When were magnets made and why it sticks to objects made with metal?


Roughly around 4,000 years ago a Greek shepherd named Magnes was reported to have been tending his sheep in a region of northern Greece called Magnesia.

He took a step and unexpectedly realized that the nails that held his shoe together and the metal tip of his staff were stuck fast to the rock he was standing on! Curiously, he began digging and discovered the first recorded lodestone. Lodestones were henceforth known as 'magnetite,' probably named after Magnes or Magnesia.

A magnetic field is always produced by moving charges.

The movement of electrons around the atom generates an electric current and causes each electron to act like a microscopic magnet.

In many substances, equal numbers of electrons spin in opposite directions, which cancels out their magnetism. So they are not influenced by the magnetic field.
In metal like Iron, there are unpaired electrons which allow them to become magnetised.
Magnets attract iron due to the influence of their magnetic field upon the iron. Before a piece of iron first enters the magnetic field of a magnet, the motion of the iron's electrons is random. 

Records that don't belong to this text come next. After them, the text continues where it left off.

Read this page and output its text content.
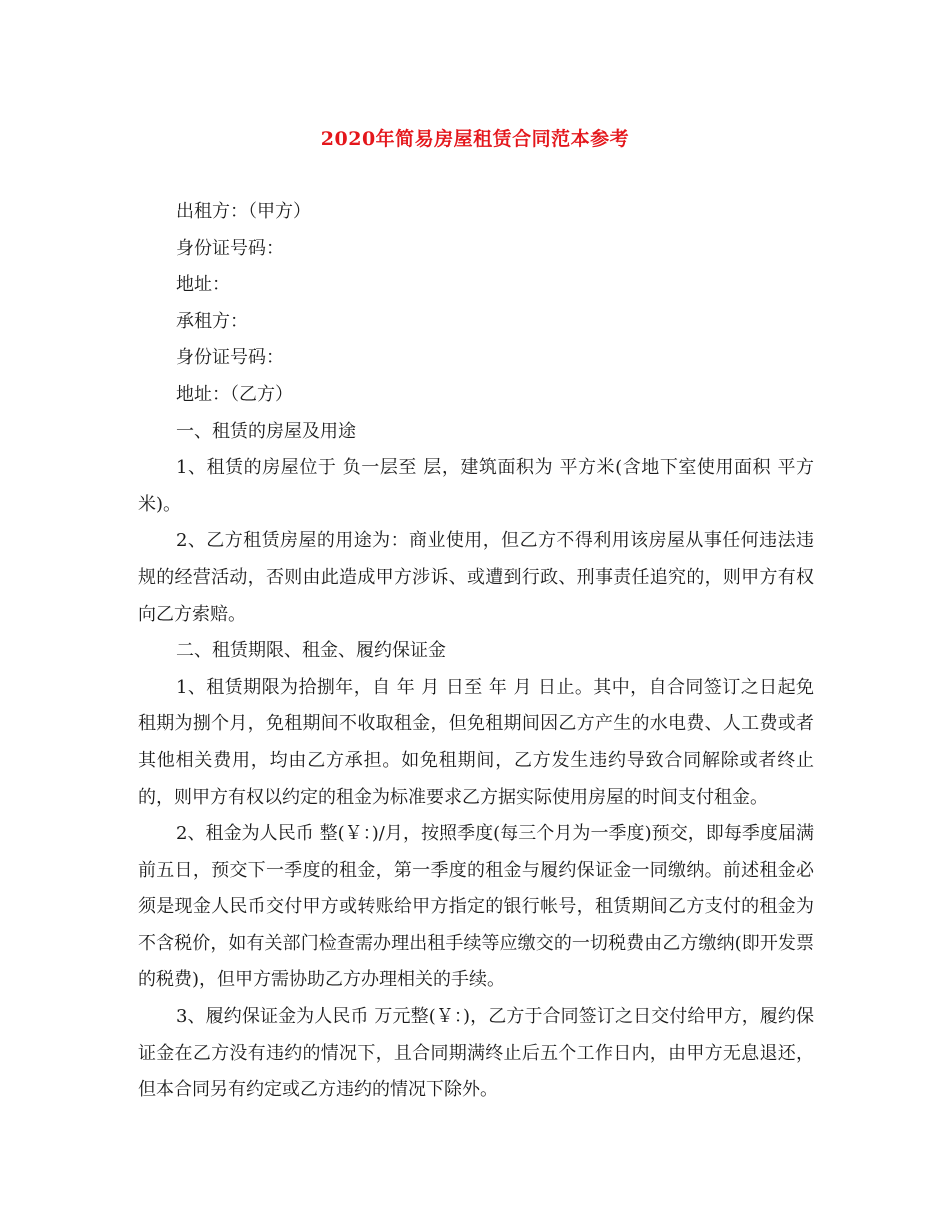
2020年简易房屋租赁合同范本参考

出租方：（甲方）

身份证号码：

地址：

承租方：

身份证号码：

地址：（乙方）

一、租赁的房屋及用途

1、租赁的房屋位于 负一层至 层，建筑面积为 平方米(含地下室使用面积 平方米)。

2、乙方租赁房屋的用途为：商业使用，但乙方不得利用该房屋从事任何违法违规的经营活动，否则由此造成甲方涉诉、或遭到行政、刑事责任追究的，则甲方有权向乙方索赔。

二、租赁期限、租金、履约保证金

1、租赁期限为拾捌年，自 年 月 日至 年 月 日止。其中，自合同签订之日起免租期为捌个月，免租期间不收取租金，但免租期间因乙方产生的水电费、人工费或者其他相关费用，均由乙方承担。如免租期间，乙方发生违约导致合同解除或者终止的，则甲方有权以约定的租金为标准要求乙方据实际使用房屋的时间支付租金。

2、租金为人民币 整(￥：)/月，按照季度(每三个月为一季度)预交，即每季度届满前五日，预交下一季度的租金，第一季度的租金与履约保证金一同缴纳。前述租金必须是现金人民币交付甲方或转账给甲方指定的银行帐号，租赁期间乙方支付的租金为不含税价，如有关部门检查需办理出租手续等应缴交的一切税费由乙方缴纳(即开发票的税费)，但甲方需协助乙方办理相关的手续。

3、履约保证金为人民币 万元整(￥：)，乙方于合同签订之日交付给甲方，履约保证金在乙方没有违约的情况下，且合同期满终止后五个工作日内，由甲方无息退还，但本合同另有约定或乙方违约的情况下除外。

As it is exposed to the magnetic field, the atoms of the iron begin to align their electrons with the direction of the magnetic field, which makes the iron magnetized as well.

This, in turn, creates an attraction between the two magnetized objects.

Materials that are not attracted to a magnet like plastic have a permeability of, essentially, 1.  There is no magnetism induced in them by an external magnetic field, and therefore, they are not attracted by a magnet.